Emily Eden as a Letter-Writer

Admired by Lord Melbourne; and, later, the author of two popular novels, Emily Eden was one of the liveliest of correspondents. By Prudence Hannay.

Emily Eden is a member of the illustrious sextet of women letter-writers whom Lord David Cecil considers in the first flight - her companions being Dorothy Osborne, Lady Sarah Lennox, Lady Bessborough, Lady Granville and Mrs Carlyle. Harriet Granville and Emily Eden were contemporaries of Jane Austen and, as Lord David says, ‘their pages sparkle with a crisp and kindred irony’. They all possessed certain similar characteristics - strong feelings and a forthright outlook on life, acute powers of observation and a gift of beautifully translating into words their sense of the ridiculous.
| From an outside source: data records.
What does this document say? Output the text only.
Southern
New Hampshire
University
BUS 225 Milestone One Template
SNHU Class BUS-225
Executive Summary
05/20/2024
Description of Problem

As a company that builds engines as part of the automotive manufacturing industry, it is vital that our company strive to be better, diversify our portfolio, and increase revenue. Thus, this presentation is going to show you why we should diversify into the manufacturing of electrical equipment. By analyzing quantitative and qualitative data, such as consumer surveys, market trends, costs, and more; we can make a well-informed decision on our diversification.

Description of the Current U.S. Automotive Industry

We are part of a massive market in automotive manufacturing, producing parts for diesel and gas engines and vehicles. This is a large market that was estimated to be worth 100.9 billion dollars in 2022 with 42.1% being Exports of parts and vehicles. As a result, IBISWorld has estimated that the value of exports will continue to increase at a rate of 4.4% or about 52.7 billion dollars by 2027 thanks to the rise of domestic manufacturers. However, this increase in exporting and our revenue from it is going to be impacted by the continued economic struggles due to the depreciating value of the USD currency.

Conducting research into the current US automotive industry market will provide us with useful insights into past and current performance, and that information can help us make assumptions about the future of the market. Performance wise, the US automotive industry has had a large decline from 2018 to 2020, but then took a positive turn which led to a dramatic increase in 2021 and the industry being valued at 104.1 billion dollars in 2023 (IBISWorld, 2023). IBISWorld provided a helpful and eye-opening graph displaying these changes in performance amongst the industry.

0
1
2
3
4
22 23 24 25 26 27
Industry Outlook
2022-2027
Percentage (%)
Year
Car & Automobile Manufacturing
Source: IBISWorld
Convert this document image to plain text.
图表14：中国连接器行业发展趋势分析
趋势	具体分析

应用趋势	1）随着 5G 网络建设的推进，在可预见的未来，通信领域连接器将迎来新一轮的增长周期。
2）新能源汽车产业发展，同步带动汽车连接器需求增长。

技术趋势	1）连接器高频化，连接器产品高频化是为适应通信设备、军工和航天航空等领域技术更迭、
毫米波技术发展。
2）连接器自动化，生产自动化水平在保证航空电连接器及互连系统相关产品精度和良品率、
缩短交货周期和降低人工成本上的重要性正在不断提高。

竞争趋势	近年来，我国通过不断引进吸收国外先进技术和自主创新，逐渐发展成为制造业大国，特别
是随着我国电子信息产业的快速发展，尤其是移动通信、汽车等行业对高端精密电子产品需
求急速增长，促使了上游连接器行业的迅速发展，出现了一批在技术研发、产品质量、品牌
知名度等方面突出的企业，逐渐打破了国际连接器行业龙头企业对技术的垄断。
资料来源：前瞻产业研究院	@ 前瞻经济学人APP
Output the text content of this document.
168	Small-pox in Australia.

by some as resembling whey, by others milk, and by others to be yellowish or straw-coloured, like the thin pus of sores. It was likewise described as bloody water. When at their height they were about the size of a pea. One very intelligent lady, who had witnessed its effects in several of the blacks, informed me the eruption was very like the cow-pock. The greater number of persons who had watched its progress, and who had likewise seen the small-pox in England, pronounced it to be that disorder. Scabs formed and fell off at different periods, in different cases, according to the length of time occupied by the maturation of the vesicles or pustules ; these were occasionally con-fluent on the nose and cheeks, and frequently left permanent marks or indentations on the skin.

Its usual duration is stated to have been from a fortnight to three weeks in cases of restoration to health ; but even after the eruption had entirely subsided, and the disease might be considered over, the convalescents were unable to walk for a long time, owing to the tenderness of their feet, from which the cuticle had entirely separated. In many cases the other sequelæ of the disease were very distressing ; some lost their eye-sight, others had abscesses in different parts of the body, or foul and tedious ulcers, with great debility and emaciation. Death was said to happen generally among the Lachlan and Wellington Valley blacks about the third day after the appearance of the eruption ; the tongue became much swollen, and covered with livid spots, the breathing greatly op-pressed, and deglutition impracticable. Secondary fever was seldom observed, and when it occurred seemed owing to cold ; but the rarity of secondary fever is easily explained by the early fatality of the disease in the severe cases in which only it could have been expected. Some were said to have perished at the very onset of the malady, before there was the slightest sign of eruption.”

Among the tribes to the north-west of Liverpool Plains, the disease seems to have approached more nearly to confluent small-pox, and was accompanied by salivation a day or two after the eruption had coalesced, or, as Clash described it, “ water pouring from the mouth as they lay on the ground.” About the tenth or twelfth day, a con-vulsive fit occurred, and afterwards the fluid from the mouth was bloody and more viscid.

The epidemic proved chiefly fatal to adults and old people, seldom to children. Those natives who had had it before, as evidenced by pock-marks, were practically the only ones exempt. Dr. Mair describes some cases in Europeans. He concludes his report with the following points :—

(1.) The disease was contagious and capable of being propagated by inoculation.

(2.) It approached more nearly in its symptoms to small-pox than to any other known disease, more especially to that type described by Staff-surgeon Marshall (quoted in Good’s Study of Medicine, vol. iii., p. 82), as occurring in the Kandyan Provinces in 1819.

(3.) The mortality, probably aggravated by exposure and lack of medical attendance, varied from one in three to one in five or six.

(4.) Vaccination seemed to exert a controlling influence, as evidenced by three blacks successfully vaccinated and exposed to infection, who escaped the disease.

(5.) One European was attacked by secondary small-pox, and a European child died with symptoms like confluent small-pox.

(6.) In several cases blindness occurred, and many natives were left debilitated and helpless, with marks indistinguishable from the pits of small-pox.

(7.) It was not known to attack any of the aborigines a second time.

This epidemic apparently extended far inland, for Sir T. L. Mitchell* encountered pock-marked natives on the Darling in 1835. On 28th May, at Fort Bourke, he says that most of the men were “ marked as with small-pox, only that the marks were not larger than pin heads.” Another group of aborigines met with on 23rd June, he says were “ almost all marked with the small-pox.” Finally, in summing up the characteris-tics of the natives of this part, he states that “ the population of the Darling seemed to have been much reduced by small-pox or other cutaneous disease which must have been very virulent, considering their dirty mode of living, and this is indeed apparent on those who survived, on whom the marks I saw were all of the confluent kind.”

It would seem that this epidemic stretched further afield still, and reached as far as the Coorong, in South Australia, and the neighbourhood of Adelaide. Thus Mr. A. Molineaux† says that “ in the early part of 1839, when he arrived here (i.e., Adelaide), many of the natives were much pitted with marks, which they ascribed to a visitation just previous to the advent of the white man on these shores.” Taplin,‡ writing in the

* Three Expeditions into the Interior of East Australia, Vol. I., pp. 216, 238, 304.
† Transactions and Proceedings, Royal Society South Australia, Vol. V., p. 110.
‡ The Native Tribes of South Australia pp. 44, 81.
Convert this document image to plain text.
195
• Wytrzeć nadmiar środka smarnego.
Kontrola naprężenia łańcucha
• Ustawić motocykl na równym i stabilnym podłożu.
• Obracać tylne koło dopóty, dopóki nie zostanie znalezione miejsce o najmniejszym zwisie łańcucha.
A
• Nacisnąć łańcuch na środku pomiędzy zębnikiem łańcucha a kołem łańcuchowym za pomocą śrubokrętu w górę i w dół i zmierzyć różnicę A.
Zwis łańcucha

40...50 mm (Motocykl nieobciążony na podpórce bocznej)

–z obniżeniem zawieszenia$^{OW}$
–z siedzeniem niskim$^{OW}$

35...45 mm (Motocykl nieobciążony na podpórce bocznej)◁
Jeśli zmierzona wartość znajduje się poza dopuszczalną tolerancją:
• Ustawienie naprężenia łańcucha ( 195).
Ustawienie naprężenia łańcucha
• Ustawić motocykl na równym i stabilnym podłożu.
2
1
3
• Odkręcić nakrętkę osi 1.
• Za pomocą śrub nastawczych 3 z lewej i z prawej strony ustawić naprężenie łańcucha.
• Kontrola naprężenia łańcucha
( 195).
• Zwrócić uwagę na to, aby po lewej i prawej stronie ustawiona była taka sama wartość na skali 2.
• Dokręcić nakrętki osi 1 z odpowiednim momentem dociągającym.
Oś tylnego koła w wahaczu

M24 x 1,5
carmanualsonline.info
There were certain similarities, too, in the lives of Lady Granville and Emily Eden although the one was most happily married and the other remained most happily unmarried. Lady Granville spent many years as Ambassadress in Paris while Emily fulfilled much the same role during six of the same years as hostess for her brother, Lord Auckland, while he was Governor-General of India. Both ladies were obliged to play their parts in the exacting and exhausting social life of the time, though both preferred a quiet life among their families and a few chosen friends.